As someone who is intimately familiar with the ongoing struggle of providing high-quality, coordinated care to patients, I couldn’t agree more.

— Bruce Lawrence is the former president and CEO of INTEGRIS Health (Oklahoma’s largest health care system) and current board of directors advisor for data enrichment and integration technology company Verinovum. He can be reached at bruce_lawrence@outlook.com.

 

TEFCA NEWS TIMELINE
• December 13, 2016: The 21st Century Cures Act is signed into law, designed to help accelerate medical product development and bring new innovations and advances to patients who need them faster and more efficiently. Part of the Cures Act is a mandate to define standards for data interoperability.

• January 2018: The Office of the National Coordinator for Health Information Technology (ONC) releases the first draft of the Trusted Exchange Framework and Common Agreement (TEFCA), which is intended to meet the mandate that was part of the Cures Act, for public comment.

• April 19, 2019: ONC releases the long-awaited second draft of TEFCA, part of the 21st Century Cures Act that was first introduced in 2016.

• May 22, 2019: The Health IT Advisory Committee (HITAC), a government group established under the 21st Century Cures Act to advise ONC, finalizes its recommendations on the proposed TEFCA ruling. HITAC recommendations include implementing a two-tiered payment system to help IT vendors with interoperability-associated costs, removing price transparency stipulations, and eliminating the data segmentation for privacy provision that would allow patients to pick and choose which elements of their health record providers can access.

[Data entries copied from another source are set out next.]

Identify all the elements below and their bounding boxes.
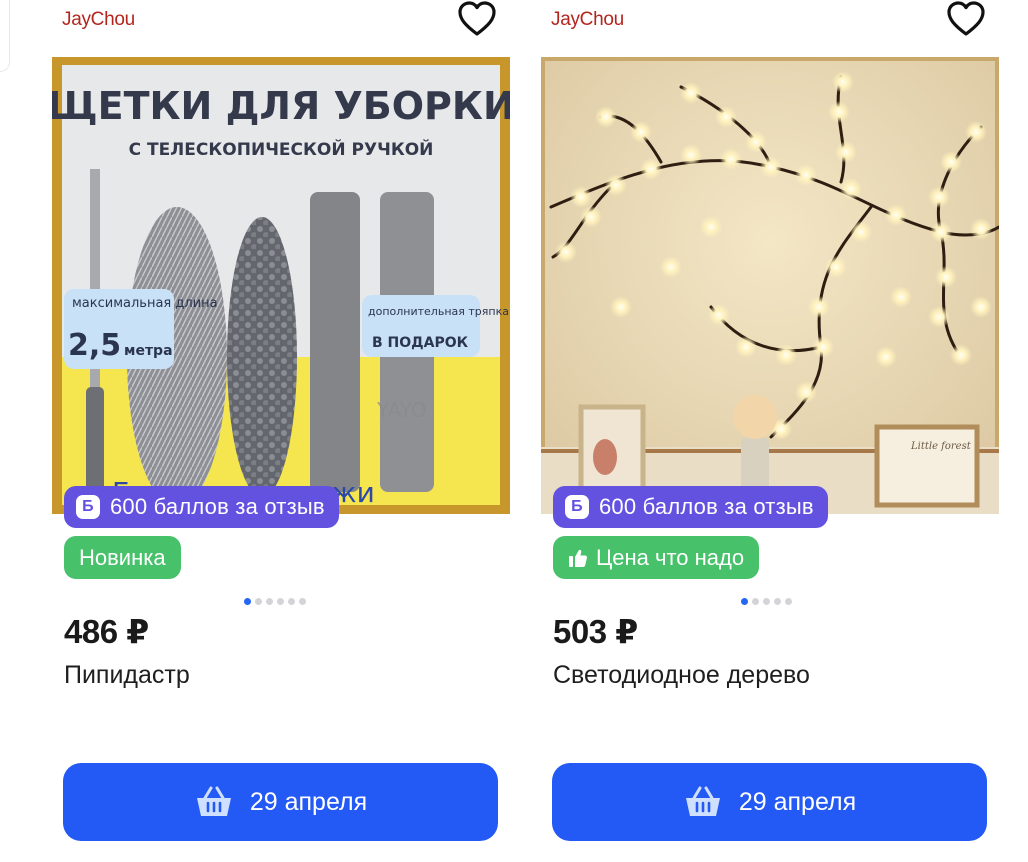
add-to-cart-button[interactable]: 29 апреля bbox=[552, 763, 987, 841]
product-name[interactable]: Пипидастр bbox=[64, 661, 190, 690]
points-icon: Б bbox=[76, 495, 100, 519]
photo-art-label: Little forest bbox=[910, 441, 972, 452]
left-panel-edge bbox=[0, 0, 10, 72]
points-icon: Б bbox=[565, 495, 589, 519]
points-badge: Б 600 баллов за отзыв bbox=[553, 486, 828, 528]
product-price: 486 ₽ bbox=[64, 613, 149, 650]
brand-name[interactable]: JayChou bbox=[551, 9, 624, 31]
product-card[interactable]: JayChou bbox=[541, 0, 1001, 862]
carousel-dot[interactable] bbox=[288, 598, 295, 605]
points-badge-label: 600 баллов за отзыв bbox=[599, 494, 814, 519]
favorite-heart-icon[interactable] bbox=[945, 0, 987, 38]
delivery-date: 29 апреля bbox=[738, 787, 857, 816]
image-carousel-dots[interactable] bbox=[741, 598, 792, 605]
photo-extra-label: дополнительная тряпка bbox=[368, 305, 509, 318]
photo-length-unit: метра bbox=[124, 343, 173, 359]
photo-length-value: 2,5 bbox=[68, 328, 121, 363]
add-to-cart-button[interactable]: 29 апреля bbox=[63, 763, 498, 841]
photo-subheading: С ТЕЛЕСКОПИЧЕСКОЙ РУЧКОЙ bbox=[129, 138, 434, 160]
brand-name[interactable]: JayChou bbox=[62, 9, 135, 31]
carousel-dot[interactable] bbox=[277, 598, 284, 605]
points-badge: Б 600 баллов за отзыв bbox=[64, 486, 339, 528]
points-badge-label: 600 баллов за отзыв bbox=[110, 494, 325, 519]
tag-label: Новинка bbox=[79, 544, 166, 570]
carousel-dot[interactable] bbox=[255, 598, 262, 605]
tag-label: Цена что надо bbox=[596, 544, 745, 570]
thumbs-up-icon bbox=[569, 549, 587, 567]
carousel-dot[interactable] bbox=[785, 598, 792, 605]
image-carousel-dots[interactable] bbox=[244, 598, 306, 605]
basket-icon bbox=[196, 786, 231, 816]
carousel-dot[interactable] bbox=[763, 598, 770, 605]
product-image-led-tree[interactable]: Little forest bbox=[541, 57, 999, 514]
product-grid: JayChou ЩЕТКИ ДЛЯ УБОРКИ С ТЕЛЕСКОПИЧЕСК… bbox=[0, 0, 1028, 862]
product-price: 503 ₽ bbox=[553, 613, 638, 650]
product-image-brushes[interactable]: ЩЕТКИ ДЛЯ УБОРКИ С ТЕЛЕСКОПИЧЕСКОЙ РУЧКО… bbox=[52, 57, 510, 514]
price-tag: Цена что надо bbox=[553, 536, 760, 579]
carousel-dot[interactable] bbox=[774, 598, 781, 605]
photo-heading: ЩЕТКИ ДЛЯ УБОРКИ bbox=[52, 84, 510, 128]
carousel-dot[interactable] bbox=[244, 598, 251, 605]
product-card[interactable]: JayChou bbox=[52, 0, 512, 862]
carousel-dot[interactable] bbox=[741, 598, 748, 605]
product-name[interactable]: Светодиодное дерево bbox=[553, 661, 810, 690]
carousel-dot[interactable] bbox=[752, 598, 759, 605]
basket-icon bbox=[685, 786, 720, 816]
photo-watermark: YAYO bbox=[376, 398, 427, 422]
new-tag: Новинка bbox=[64, 536, 181, 579]
favorite-heart-icon[interactable] bbox=[456, 0, 498, 38]
carousel-dot[interactable] bbox=[266, 598, 273, 605]
delivery-date: 29 апреля bbox=[249, 787, 368, 816]
photo-length-label: максимальная длина bbox=[72, 296, 218, 311]
photo-extra-gift: В ПОДАРОК bbox=[372, 335, 469, 351]
carousel-dot[interactable] bbox=[299, 598, 306, 605]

• July 23, 2019: The ONC puts out a request for public comments on the Interoperability Standards Advisory, “a dynamic, coordinated catalog of the standards and implementation specifications that can be used to meet interoperability needs in health care,” which “continues to serve as the industry’s primary source of input on the interoperability standards that are a best fit for a particular health information technology use case, and plays a key role in ONC’s efforts to implement the 21st Century Cures Act.” The comment period closes September 23.